Among the types of matters entrusted to us by our large, medium sized and smaller clients are initial and secondary public offerings of equity and debt securities; mergers, acquisitions and sales of public and privately owned companies and divisions; private placements of equity and debt securities; bank and non-bank borrowing arrangements (including secured and unsecured financings) representing both lenders and borrowers and venture capital financings. For our public clients, we assist the boards of directors and managements with periodic and other reports to the Securities and Exchange Commission; proxy statements; annual reports to stockholders; and compliance with the insider trading and other rules and laws applicable to management and controlling shareholders. The formation, dissolution and governance of corporations, limited and general partnerships, trusts and both limited liability partnerships and limited liability companies are matters which we routinely handle for our clients.
We also have an active investment management practice which advises investment funds and investment advisors in connection with the formation and management of domestic and off-shore hedge funds, private equity funds and managed accounts. We represent these funds in various aspects of their businesses, including initial organization, trade name protection, investment in public and private equity and debt securities, employee incentive relationships, and ongoing regulatory compliance. In addition, we represent and address the specialized needs of other professionals in the investment management industry.

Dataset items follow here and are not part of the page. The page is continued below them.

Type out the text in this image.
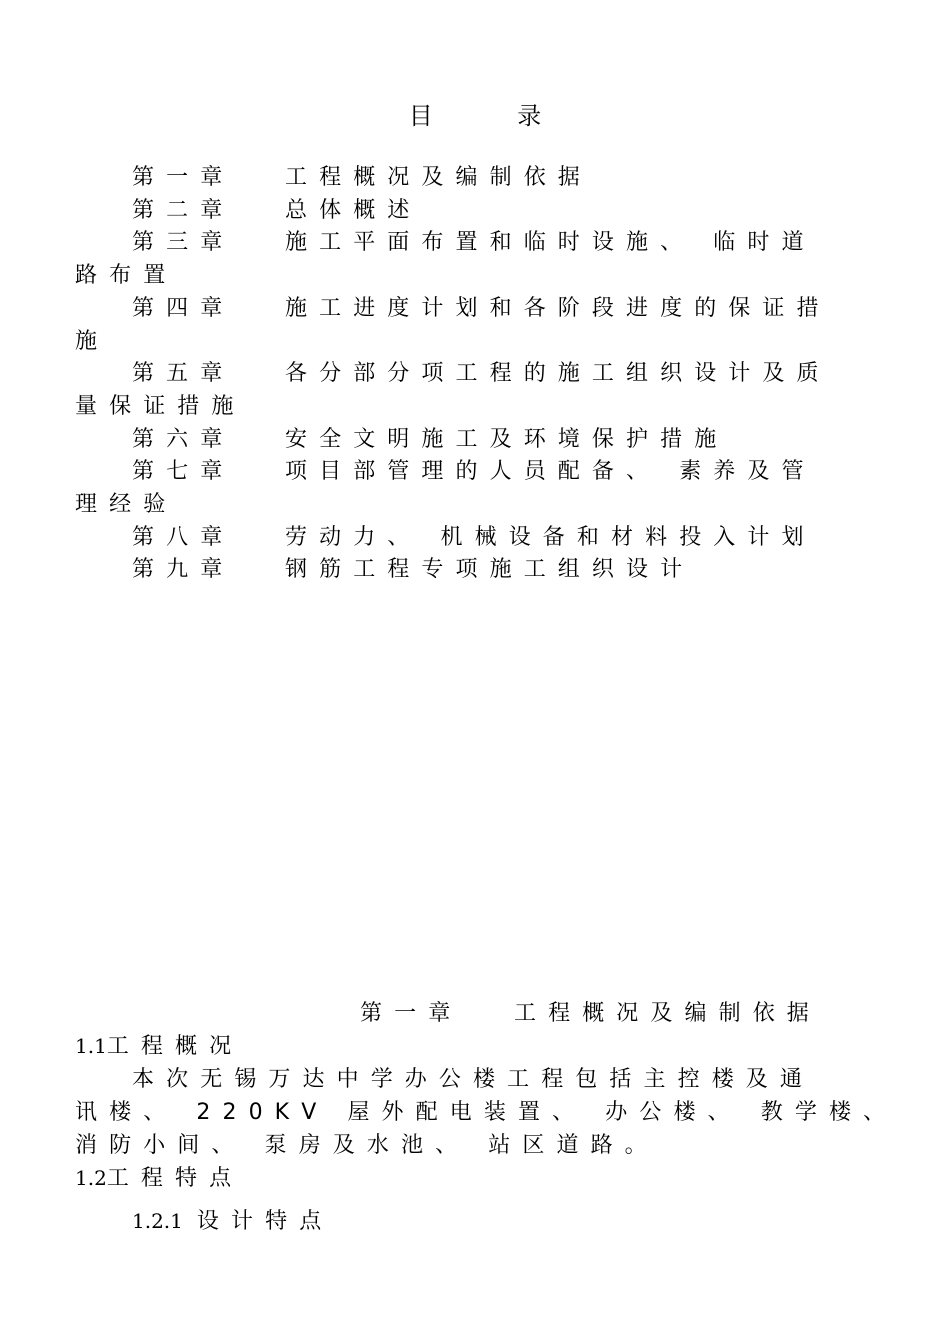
目 录
第一章 工程概况及编制依据
第二章 总体概述
第三章 施工平面布置和临时设施、 临时道
路布置
第四章 施工进度计划和各阶段进度的保证措
施
第五章 各分部分项工程的施工组织设计及质
量保证措施
第六章 安全文明施工及环境保护措施
第七章 项目部管理的人员配备、 素养及管
理经验
第八章 劳动力、 机械设备和材料投入计划
第九章 钢筋工程专项施工组织设计
第一章 工程概况及编制依据
1.1工程概况
本次无锡万达中学办公楼工程包括主控楼及通
讯楼、 220KV 屋外配电装置、 办公楼、 教学楼、
消防小间、 泵房及水池、 站区道路。
1.2工程特点
1.2.1 设计特点
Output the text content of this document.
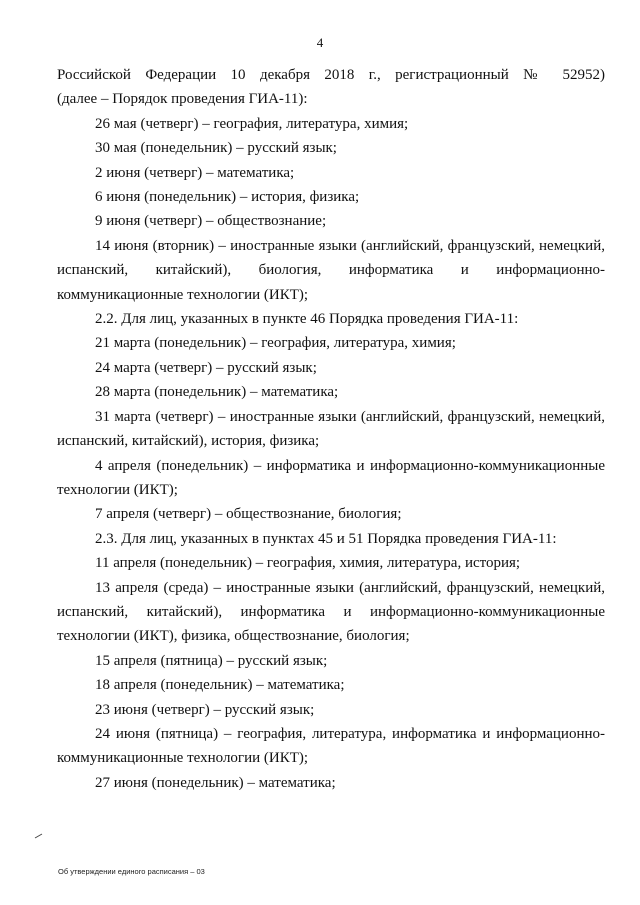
4

Российской Федерации 10 декабря 2018 г., регистрационный № 52952)

(далее – Порядок проведения ГИА-11):

26 мая (четверг) – география, литература, химия;

30 мая (понедельник) – русский язык;

2 июня (четверг) – математика;

6 июня (понедельник) – история, физика;

9 июня (четверг) – обществознание;

14 июня (вторник) – иностранные языки (английский, французский, немецкий, испанский, китайский), биология, информатика и информационно-коммуникационные технологии (ИКТ);

2.2. Для лиц, указанных в пункте 46 Порядка проведения ГИА-11:

21 марта (понедельник) – география, литература, химия;

24 марта (четверг) – русский язык;

28 марта (понедельник) – математика;

31 марта (четверг) – иностранные языки (английский, французский, немецкий, испанский, китайский), история, физика;

4 апреля (понедельник) – информатика и информационно-коммуникационные технологии (ИКТ);

7 апреля (четверг) – обществознание, биология;

2.3. Для лиц, указанных в пунктах 45 и 51 Порядка проведения ГИА-11:

11 апреля (понедельник) – география, химия, литература, история;

13 апреля (среда) – иностранные языки (английский, французский, немецкий, испанский, китайский), информатика и информационно-коммуникационные технологии (ИКТ), физика, обществознание, биология;

15 апреля (пятница) – русский язык;

18 апреля (понедельник) – математика;

23 июня (четверг) – русский язык;

24 июня (пятница) – география, литература, информатика и информационно-коммуникационные технологии (ИКТ);

27 июня (понедельник) – математика;

Об утверждении единого расписания – 03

On behalf of our various clients, we draft and negotiate shareholder (buy/sell) agreements, stock and asset acquisition agreements and merger agreements for the sale and purchase of businesses, employment contracts, trademark licenses, franchise offering statements and purchase agreements; computer hardware and equipment purchase agreements, sales agreements, licenses and leases; computer software licenses and joint development agreements; contracts between suppliers and customers; agreements relating to the international purchase and sale of goods; and sales representative, dealer and franchise termination agreements. Issues affecting manufacturing; international trade; letters of credit; trademarks and unfair competition; trade secret protection; not-for-profit and charitable corporations; executive employment and compensation; stock options and other incentive arrangements and employee, partner and shareholder disputes are often referred to us by clients and by other lawyers. We understand that choosing the form of a business or timing the purchase or sale of a business often requires analysis of the federal, state and local tax laws. Our attorneys counsel our clients in this area and work closely with their accountants, financial advisors and other advisors in the planning and implementation phases of each transaction. We recognize that sophisticated tax analysis is often necessary in forming limited partnerships, limited liability partnerships and limited liability companies and may be required in deciding whether to make an election (or terminate an election) to be treated as an "S Corporation" for federal and state corporate income tax purposes. Many of our attorneys have strong tax backgrounds and are familiar with these types of issues.
We are actively involved in assisting our clients to implement effective corporate governance and compliance programs dealing with such matters as antitrust, discrimination, business ethics, international trade, government contracts, securities (insider trading, short swing profits, Rule 144 sales), consumer product safety, sexual harassment, document retention and record keeping, intellectual property matters, confidentiality of proprietary information and other issues. These programs provide our clients with an early warning system for, and front line defense to, potential criminal and civil liability for the corporate client and potential personal liability for responsible key officers and directors.